Primitivismo


Muito se escreveu sobre a magnitude do chamado primitivismo para a inspiração da arte moderna. Diferentes teorias tentam explicar o porquê de determinadas atitudes estéticas europeias na virada dos séculos xix para o xx implícita ou explicitamente passaram a se voltar para formas que se opunham ao processo de industrialização e urbanização da sociedade burguesa e capitalista. O chamado primitivismo apareceria então, justamente como uma reação aos processos de mecanização, ultra elaboração e busca pela excelência do belo transcendente – projeto esse que vinha aparecendo como um desdobramento das artes renascentistas, românticas e acadêmicas em geral.  O termo primitivo tem certamente o sentido de  original, primevo (“primaveril”, quando associado à infância e à simplicidade), inicial, ancestral, antigo. Durante o século xix, ocorreu o grande embate que toraria a antropologia uma ciência, o embate entre teorias evolucionistas e difusionistas. Num dos fundamentos desta disputa, os evolucionistas utilizavam uma terminologia que justificou o colonialismo africano e asiático, por exemplo, com o uso do termo “povos primitivos”. Estes seriam, segundo os evolucionistas, povos cujas práticas culturais seriam antecessores, formas inacabadas, formas primitivas da civilização. Essas teses foram uma a uma refutadas por conterem em seu cerne o etnocentrismo e o eurocentrismo que opunha os povos não-europeus e os europeus, classificando-os e colocando os europeus no topo da civilização e na base, povos caçadores coletores, por exemplo, por isso mesmo associados a “tribos primitivas”.

No campo artístico do início, quando foram utilizadas características formais que remetiam aos grupos não europeus, esses termos como “primitivo”, “tribal” eram de uso comum e generalizado. No entanto, os artistas que logo se dispuseram a tomar de empréstimo seja parte das formas artísticas de povos não-europeus ou ainda criar hipóteses e novas propostas estéticas baseadas em suas noções do que seria essa “volta às raízes primais” não se interessaram por antropologia, por processos coloniais, pela autodeterminação dos povos etc. – tratava-se apenas de uma valorização única e exclusivamente formal da experiência não-europeia que viria bem a calhar aos interesses técnicos localizados destes artistas europeus. Pode-se falar portanto, menos numa influência direta e irrestrita do que numa conformação e convergência de interesses. Assim, a busca por uma expressão artística pura, direta e relacionada amplamente à vida em seu sentido mais primal (componentes e decomponentes geométricos contidos no suprassumo da natureza) se tornou um dos aspectos distintivos da arte moderna.
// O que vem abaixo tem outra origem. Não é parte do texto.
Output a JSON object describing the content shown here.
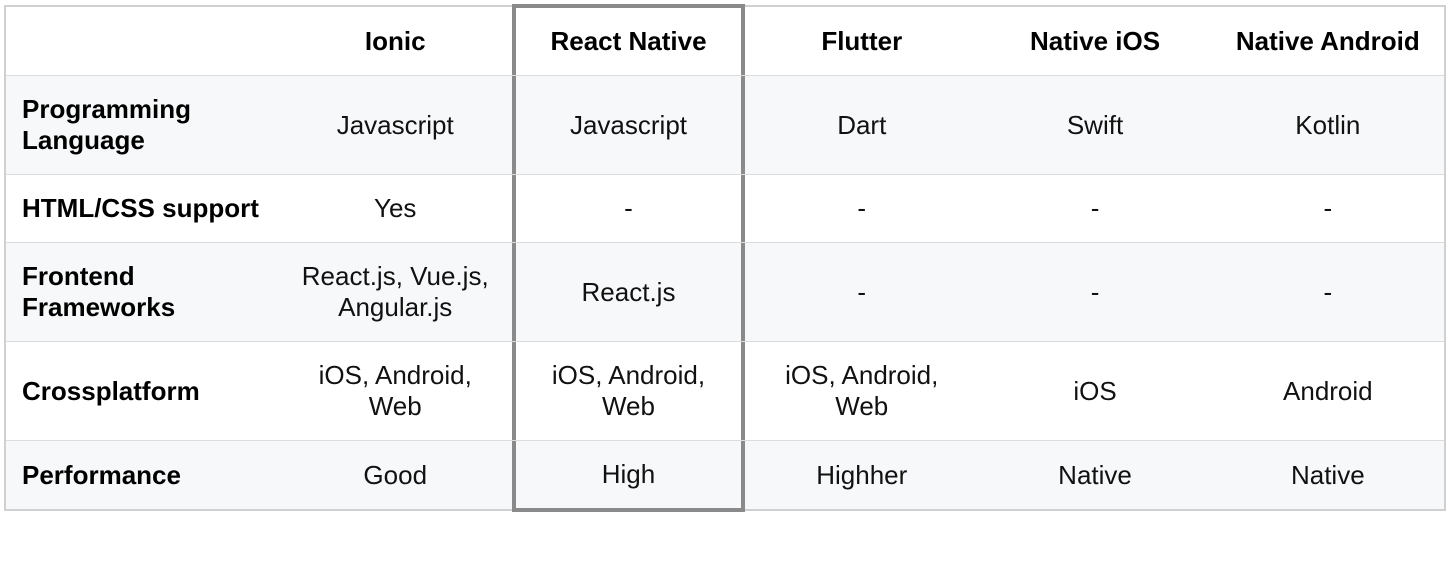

Antes disso o termo primitivo era utilizado de uma forma totalmente avessa e identificado por exemplo, naqueles pintores da alta-renascença que buscavam o “naturalismo” ou a imitação perfeita da natureza. Padrões de pureza e de simplicidade também eram buscados pelos pré-rafaelitas ingleses em meados do séc. XIX que combatiam o artificialismo da arte acadêmica. Inclui-se assim, dentro deste mesmo campo semântico ambíguo a arte daqueles artistas autodidatas sem conhecimento teórico, mas que penetram os grandes centros da arte moderna e contemporânea.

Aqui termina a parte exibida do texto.